There are two differences to note. First, a state can have more than one transition with the same symbol, or no transition with a certain symbol. Second, a transition can be labeled $\varepsilon$, meaning that the NFA can "spontaneously" follow this transition without reading in any input symbols.

Here's an example run, on the string 010110:

In [9]:
run(n1, "0 1 0 1 1 0")


Now the run graph (basically the same as Figure 1.29 but rotated 90 degrees) looks more complicated: because of nondeterminism, the graph has branches and there is more than one node at each time step. Also, because of epsilon transitions, there are edges within time steps.

In order for an NFA to accept a string, only one path needs to accept it. The other paths can dead-end, or they can even loop forever, like this:

In [10]:
n = read_csv("nfa-loop.csv")
to_graph(n)

In [11]:
run(n, "0")


Question. Last time, we saw how, if a DFA recognizes language $L$, then flipping the accept and non-accept states causes it to recognize $L^C$. Do the same thing to $N_1$ and see what language it recognizes. What happened?

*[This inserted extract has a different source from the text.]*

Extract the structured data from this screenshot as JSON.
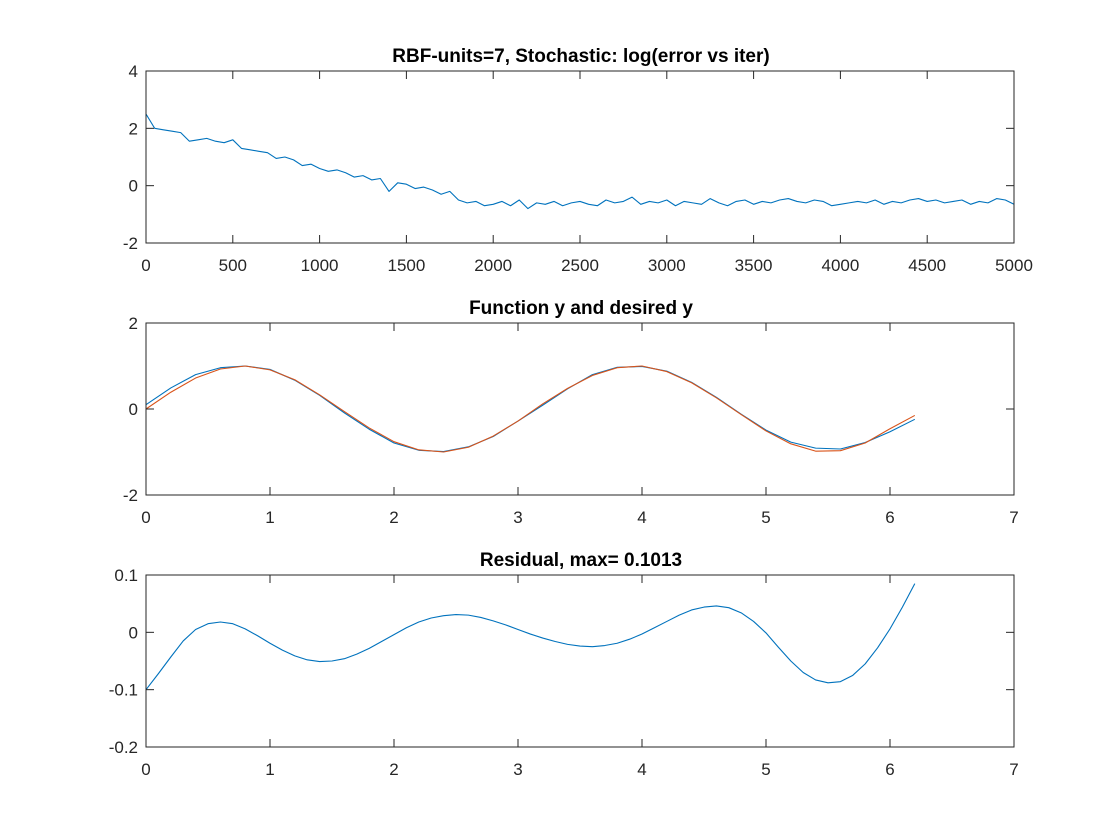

More example NFAs from the book:

In [12]:
n2 = read_csv('nfa-n2.csv')
n2

In [13]:
n3 = read_csv('nfa-n3.csv')
n3

In [14]:
n4 = read_csv('nfa-n4.csv')
n4


## Equivalence with DFA¶

NFAs seem like they might be a lot more powerful than DFAs, in the sense that they might accept more languages than DFAs do. (Recall: the question is not whether NFAs can accept more strings, because clearly we can design either a DFA or a NFA that accepts all strings. The question is whether NFAs can accept more languages.) Perhaps surprisingly, the answer is no.

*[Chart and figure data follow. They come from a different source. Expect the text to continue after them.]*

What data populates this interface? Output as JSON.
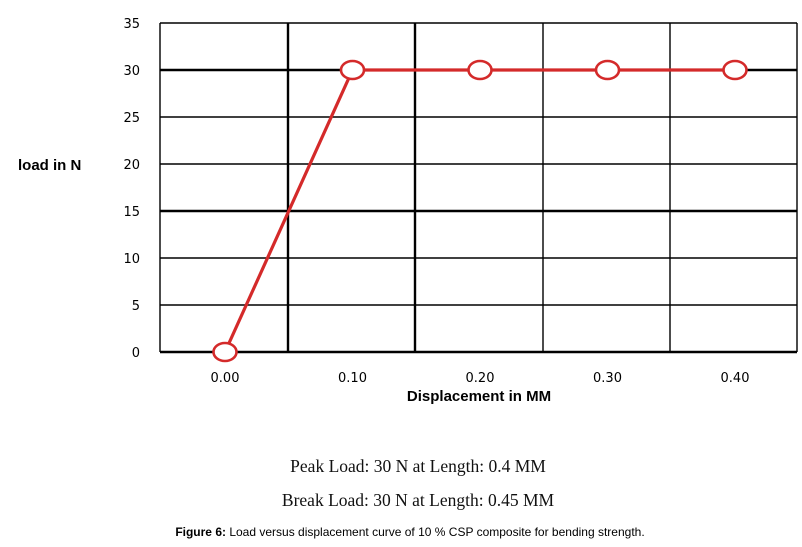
{
  "chart_data": {
    "type": "line",
    "title": "",
    "xlabel": "Displacement in MM",
    "ylabel": "load in N",
    "x_tick_labels": [
      "0.00",
      "0.10",
      "0.20",
      "0.30",
      "0.40"
    ],
    "y_tick_labels": [
      "0",
      "5",
      "10",
      "15",
      "20",
      "25",
      "30",
      "35"
    ],
    "x": [
      0.0,
      0.1,
      0.2,
      0.3,
      0.4
    ],
    "ylim": [
      0,
      35
    ],
    "grid": true,
    "legend": "none",
    "series": [
      {
        "values": [
          0,
          30,
          30,
          30,
          30
        ],
        "color": "#d42a2a"
      }
    ]
  },
  "notes": {
    "peak": "Peak Load: 30 N at Length: 0.4 MM",
    "break": "Break Load: 30 N at Length: 0.45 MM"
  },
  "caption": {
    "label": "Figure 6:",
    "text": "Load versus displacement curve of 10 % CSP composite for bending strength."
  }
}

Any NFA can be converted to an equivalent DFA by what is commonly known as the subset construction. The idea is that the DFA simulates what states the NFA could be in at any point in time. The book explains this clearly (you might prefer to read Example 1.41 before the formal construction in Theorem 1.39), so we don't discuss it here. But here's the final result of determinizing $N_4$:

In [15]:
n4 = read_csv('nfa-n4.csv')
d4 = determinize(n4)
to_graph(d4)


Let's run the determinized automaton on a string and compare it with the run of the nondeterministic automaton on the same string. Do you see how they relate to each other?

In [16]:
run(d4, "b a b a")

In [17]:
run(n4, "b a b a")